If you are an existing tenant or a potential tenant considering leasing commercial (office and retail primarily) space, COVID has created some good leasing benefits in your favor. Many tenants are missing out on these benefits because they aren’t aware of them or don’t know how to get them. They won’t last forever, so the sooner you make a deal the better.

One of the main benefits for commercial tenant leasing space is a lower rent and/or more tenant concessions (free rent, improvement allowance, moving allowance, etc.). Landlords vary quite a bit on how they will give a tenant a credit here and it really many times depends on whether the landlords want quick cash flow or want a higher resale value. You have to find out what the landlord’s goal is before you start negotiating to get your best deal. A landlord that wants quick cash flow will usually give you a lower rent. A landlord that wants a higher property value will usually not lower the asking rent much, but will instead give you free rent and more tenant improvements and other similar types of concessions.

Another COVID lease benefit that favors a tenant is the lease language itself. Landlords are more open to clauses that favor tenants like not having to pay rent if COVID continues to shut down a tenant’s business or even cause less income for a tenant’s business.

I have found that if a lease is carefully and artfully negotiated, a tenant at this time will pay less than before COVID started by a quite a bit. This is especially true in the first year of the lease since the landlord knows the space he has might sit vacant for another year or more without a tenant.

Each situation is unique and needs to be figured out carefully. A tenant will do best if they hire an experienced broker to help them; a tenant should not negotiate on their own.
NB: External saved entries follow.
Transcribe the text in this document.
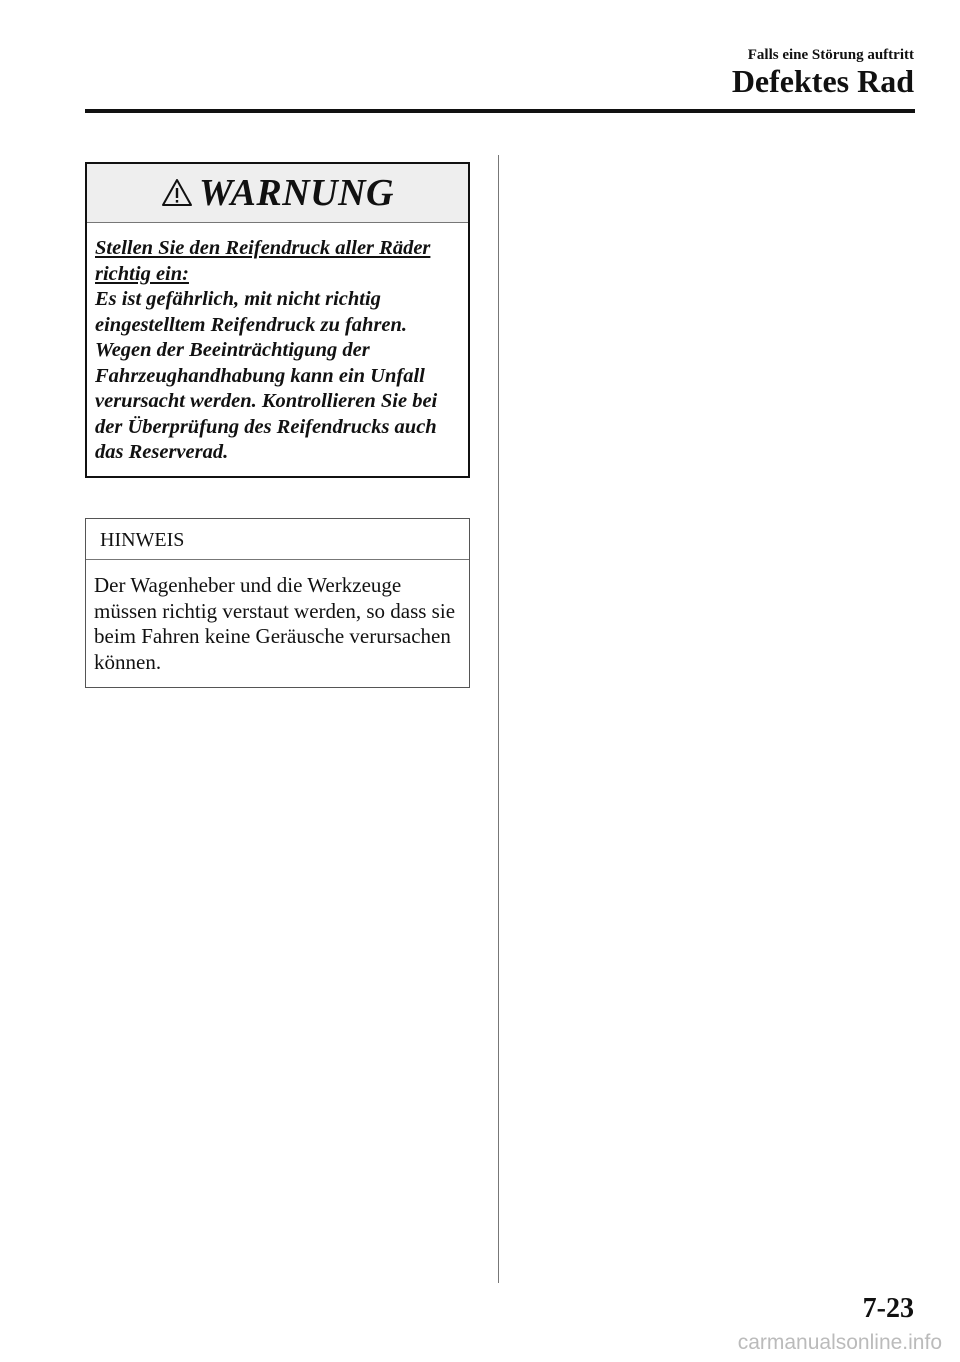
Falls eine Störung auftritt
Defektes Rad
WARNUNG
Stellen Sie den Reifendruck aller Räder richtig ein:
Es ist gefährlich, mit nicht richtig eingestelltem Reifendruck zu fahren. Wegen der Beeinträchtigung der Fahrzeughandhabung kann ein Unfall verursacht werden. Kontrollieren Sie bei der Überprüfung des Reifendrucks auch das Reserverad.
HINWEIS
Der Wagenheber und die Werkzeuge müssen richtig verstaut werden, so dass sie beim Fahren keine Geräusche verursachen können.
7-23
carmanualsonline.info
I have negotiated many leases since COVID occurred and in my 35 plus years of negotiating commercial leases, I have not seen such favorable tenant terms. If you would like to find out how you can save money on your next lease, please contact me as follows:

David Massie

DJM Commercial Real Estate

david@djmcre.com

805-217-0791

Round Three: Commercial Tenant Lease Options During COVID – Save Money By Terminating Your Lease Early

Are you currently a tenant leasing space in a commercial (retail, office, industrial usually) property with your business suffering significant losses?  If so, do you want to know what your options are and what you should be doing about it now and in the future?  

This is the third part of a series of articles I will be writing on this subject so make sure to tune in for the rest in the future.  The first article covered the pros and cons of subleasing and assignment.  The second had to do with not paying rent.  The next article will cover what to do if you are in a lawsuit with your landlord and in particular, the “frustration of purpose” defense.  This third article in the series deals with how to terminate your lease early and save a lot of money doing so.

I have written on the subject of terminating your lease early but would like to point out some notable updates. Click here to view this original, relevant blog. 

Normally when you terminate a lease early, you restore legal possession of the premises to your landlord, and thereafter, your landlord has an obligation to mitigate your damages.  In my experience and opinion, “mitigating your damages” usually equals 6-12 months of your then-current rent.  This is the amount of time normally awarded by a court to a prevailing legal party.  It doesn’t matter if you have a 10 year or longer lease, the award is the same.  So, usually, a tenant can simply reduce what they owe dramatically by restoring legal possession of the premises to their landlord.  Although it’s unclear how COVID is going to affect this 6-12 month rent period and if the courts are going to extend it because it’s probably going to take longer to find a new tenant to take your place.  However, most of the time these types of cases settle and never make it to court as that saves both landlord and tenant time and money.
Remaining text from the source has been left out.